Nie styl, a efekt końcowy był najważniejszy dla drużyny Górali w sobotnim spotkaniu na Kolporter Arenie. - Przyjęliśmy razem z zespołem plan małych kroków i w tym meczu jeden z tych kroków udało nam się zrealizować między innymi dzięki poprawnej postawie Zubasa. To przede wszystkim poprawa jakości gry defensywnej jeżeli chodzi o straty bramkowe. Po 0:6 z Wisłą w Łęcznej straciliśmy bramkę już tylko z rzutu karnego, natomiast w Kielcach udało nam się zachować czyste konto i to jest jakaś baza, moment od którego chcemy wychodzić dalej - mówił po bezbramkowym remisie z Koroną Robert Podoliński.
Szkoleniowiec gości wierzy w swoich podopiecznych. - Wiem, w którym momencie jest ten zespół i wiem ile pracy nas czeka, ale tak jak mówiłem na początku mojej pracy będę doszukiwał się pozytywów i za taki pozytyw uważam grę bez straconego gola i zdobyć punktową.
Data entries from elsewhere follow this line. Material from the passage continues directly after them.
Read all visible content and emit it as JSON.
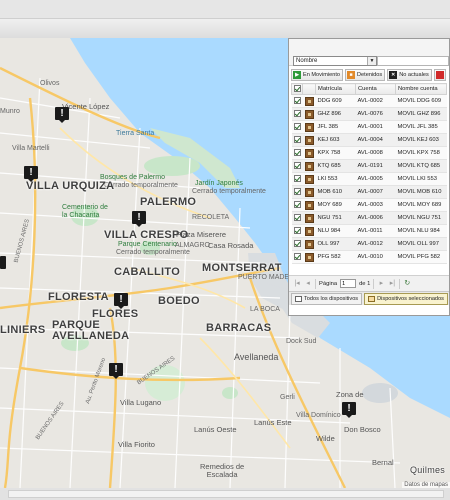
{
  "map": {
    "neighborhoods": {
      "villa_urquiza": "VILLA URQUIZA",
      "palermo": "PALERMO",
      "villa_crespo": "VILLA CRESPO",
      "caballito": "CABALLITO",
      "floresta": "FLORESTA",
      "flores": "FLORES",
      "boedo": "BOEDO",
      "barracas": "BARRACAS",
      "montserrat": "MONTSERRAT",
      "parque_avellaneda": "PARQUE\nAVELLANEDA",
      "liniers": "LINIERS",
      "avellaneda": "Avellaneda",
      "quilmes": "Quilmes"
    },
    "places": {
      "vicente_lopez": "Vicente López",
      "villa_martelli": "Villa Martelli",
      "tierra_santa": "Tierra Santa",
      "bosques": "Bosques de Palermo",
      "bosques_note": "Cerrado temporalmente",
      "jardin": "Jardín Japonés",
      "jardin_note": "Cerrado temporalmente",
      "cementerio": "Cementerio de\nla Chacarita",
      "recoleta": "RECOLETA",
      "almagro": "ALMAGRO",
      "plaza_miserere": "Plaza Miserere",
      "casa_rosada": "Casa Rosada",
      "parque_centenario": "Parque Centenario",
      "parque_centenario_note": "Cerrado temporalmente",
      "puerto_madero": "PUERTO MADERO",
      "la_boca": "LA BOCA",
      "olivos": "Olivos",
      "munro": "Munro",
      "villa_lugano": "Villa Lugano",
      "villa_fiorito": "Villa Fiorito",
      "lanus_oeste": "Lanús Oeste",
      "lanus_este": "Lanús Este",
      "remedios": "Remedios de\nEscalada",
      "wilde": "Wilde",
      "don_bosco": "Don Bosco",
      "zona_de": "Zona de",
      "bernal": "Bernal",
      "gerli": "Gerli",
      "villa_dominico": "Villa Domínico",
      "dock_sud": "Dock Sud"
    },
    "roads": {
      "gral_paz": "Av. Gral. Paz",
      "buenos_aires": "BUENOS AIRES",
      "au_perito": "Au. Perito Moreno"
    },
    "attribution": "Datos de mapas"
  },
  "panel": {
    "select_value": "Nombre",
    "filters": [
      {
        "label": "En Movimiento",
        "color": "#2e9a3a",
        "glyph": "▶"
      },
      {
        "label": "Detenidos",
        "color": "#e28a2a",
        "glyph": "■"
      },
      {
        "label": "No actuales",
        "color": "#1f1f1f",
        "glyph": "✕"
      },
      {
        "label": "",
        "color": "#d12a2a",
        "glyph": ""
      }
    ],
    "columns": [
      "Matrícula",
      "Cuenta",
      "Nombre cuenta"
    ],
    "rows": [
      {
        "plate": "DDG 609",
        "account": "AVL-0002",
        "name": "MOVIL DDG 609"
      },
      {
        "plate": "GHZ 896",
        "account": "AVL-0076",
        "name": "MOVIL GHZ 896"
      },
      {
        "plate": "JFL 385",
        "account": "AVL-0001",
        "name": "MOVIL JFL 385"
      },
      {
        "plate": "KEJ 603",
        "account": "AVL-0004",
        "name": "MOVIL KEJ 603"
      },
      {
        "plate": "KPX 758",
        "account": "AVL-0008",
        "name": "MOVIL KPX 758"
      },
      {
        "plate": "KTQ 685",
        "account": "AVL-0191",
        "name": "MOVIL KTQ 685"
      },
      {
        "plate": "LKI 553",
        "account": "AVL-0005",
        "name": "MOVIL LKI 553"
      },
      {
        "plate": "MOB 610",
        "account": "AVL-0007",
        "name": "MOVIL MOB 610"
      },
      {
        "plate": "MOY 689",
        "account": "AVL-0003",
        "name": "MOVIL MOY 689"
      },
      {
        "plate": "NGU 751",
        "account": "AVL-0006",
        "name": "MOVIL NGU 751"
      },
      {
        "plate": "NLU 984",
        "account": "AVL-0011",
        "name": "MOVIL NLU 984"
      },
      {
        "plate": "OLL 997",
        "account": "AVL-0012",
        "name": "MOVIL OLL 997"
      },
      {
        "plate": "PFG 582",
        "account": "AVL-0010",
        "name": "MOVIL PFG 582"
      }
    ],
    "pager": {
      "label": "Página",
      "page": "1",
      "of": "de 1"
    },
    "tabs": {
      "all": "Todos los dispositivos",
      "selected": "Dispositivos seleccionados"
    }
  },
  "colors": {
    "water": "#aadaff",
    "park": "#c8e6c9",
    "road": "#ffffff",
    "highway": "#fbd78f"
  }
}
W drugiej połowie boisko opuścił między innymi Robert Demjan. - Zmiana była podyktowana kłopotami w środku pola. Pierwsza połowa pokazała, że w środku pola mieliśmy ogromne problemy, niecelne podania, nasza gra była rwana, co kosztowało nas wiele sił. Na taką grę nie możemy sobie pozwolić i stąd ta zmiana. Drugą sprawą jest to, że kilku zawodników miało problemy zdrowotne. Dzięki charakterowi chłopaki byli w stanie zagrać - wyjaśnił Podoliński.